Report: 2015 Earth’s hottest year on record

Report: 2015 Earth’s hottest year on record

By: Melissa Randall

mrandall@abc6.com

@MRandallABC6

It’s January in Southern New England; people all bundled up, and praying winter will be short lived. So, it’s hard to imagine that on a day like today scientists are talking about the heat, but they are.

“2015 was the warmest year in more than a hundred years, ever since people have been keeping records and actually it beat the old record not by a little bit, but by a lot,” said Professor Timothy Herbert, Chair of the Geological Sciences Department at Brown University in Providence.

A new report by the National Oceanic Atmospheric Administration (NOAA) and NASA Wednesday says 2015’s average global temperature was 58.62 degrees Fahrenheit, passing the previous record year, 2014, by a margin of between 0.29 and 0.23 degrees.

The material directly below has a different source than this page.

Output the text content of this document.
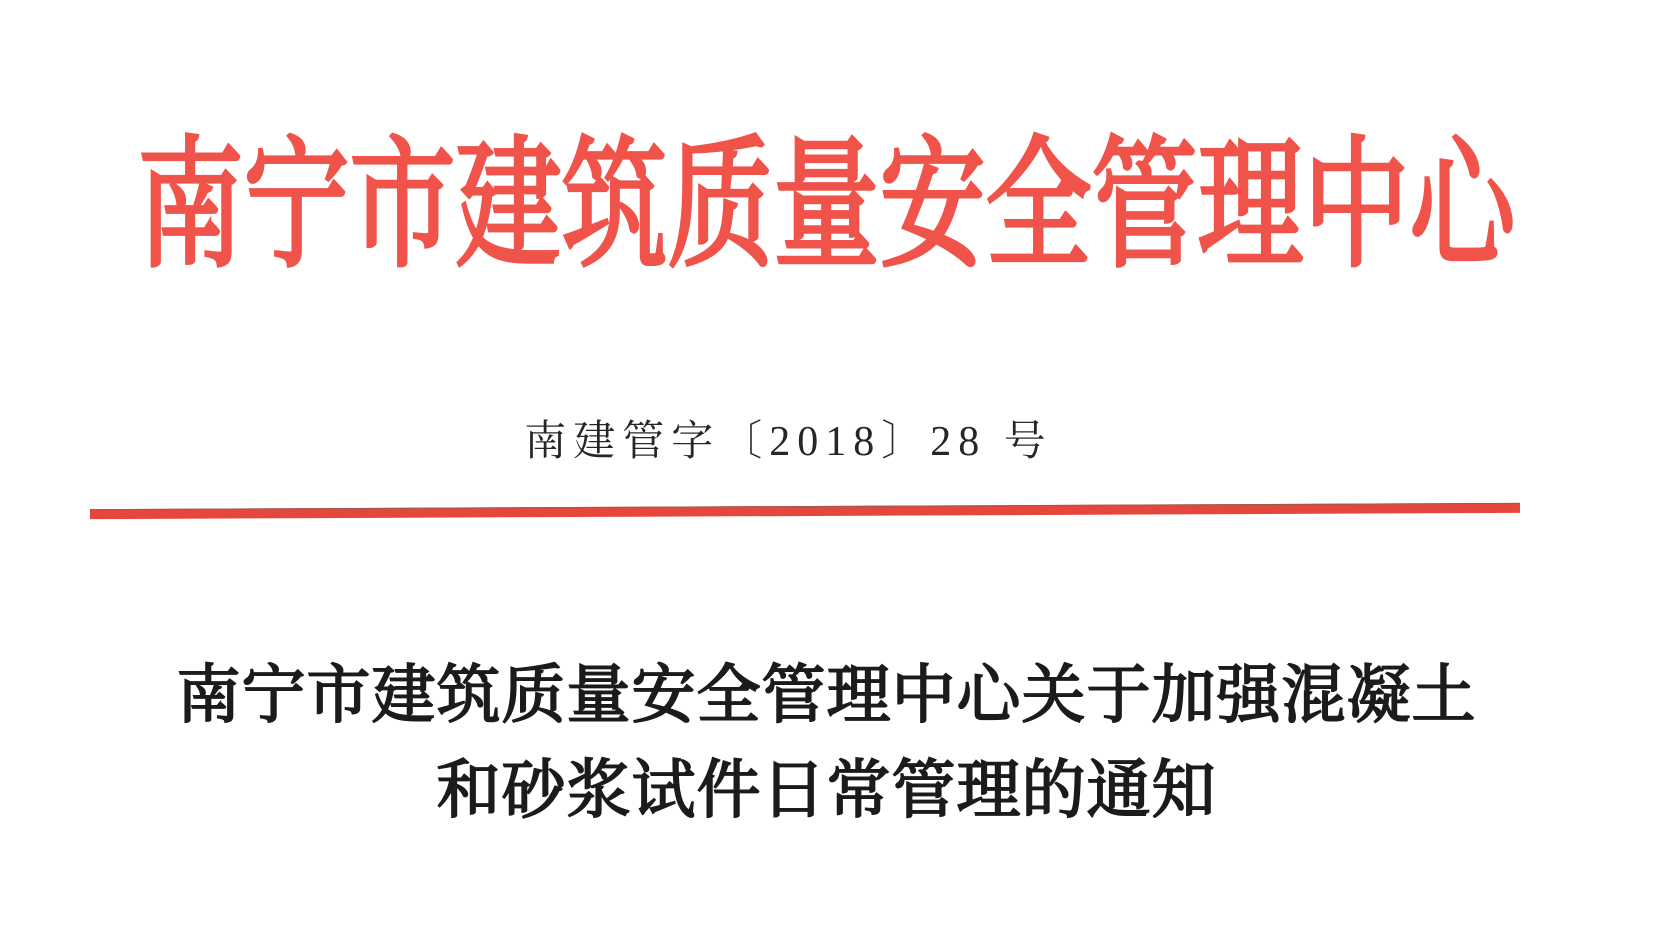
南宁市建筑质量安全管理中心
南建管字〔2018〕28 号
南宁市建筑质量安全管理中心关于加强混凝土
和砂浆试件日常管理的通知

“What this study let’s us do is look at how the whole globe, place to place, is changing, and put that picture together with the understanding of climate to take us away from our day to day experience of living in Providence to see what the whole world is doing,” said Herbert.

Scientists say there were several contributing factors to the record breaking heat including global warming and complex weather patterns. They also believe this could be the new ‘norm’.

“The El Nino that’s brewing now has not yet begun to affect climate significantly, so we can actually look forward, almost certainly, to even more warming in the next year or two due to El Nino. Now we don’t expect it to last, but it will add to the global warming picture,” said Herbert.

Is beating the record for earth’s warmest year a good thing?

“That depends on who you are and where you are,” said Herbert.

Locally, the concern with rising temperatures is the impact on the sea level.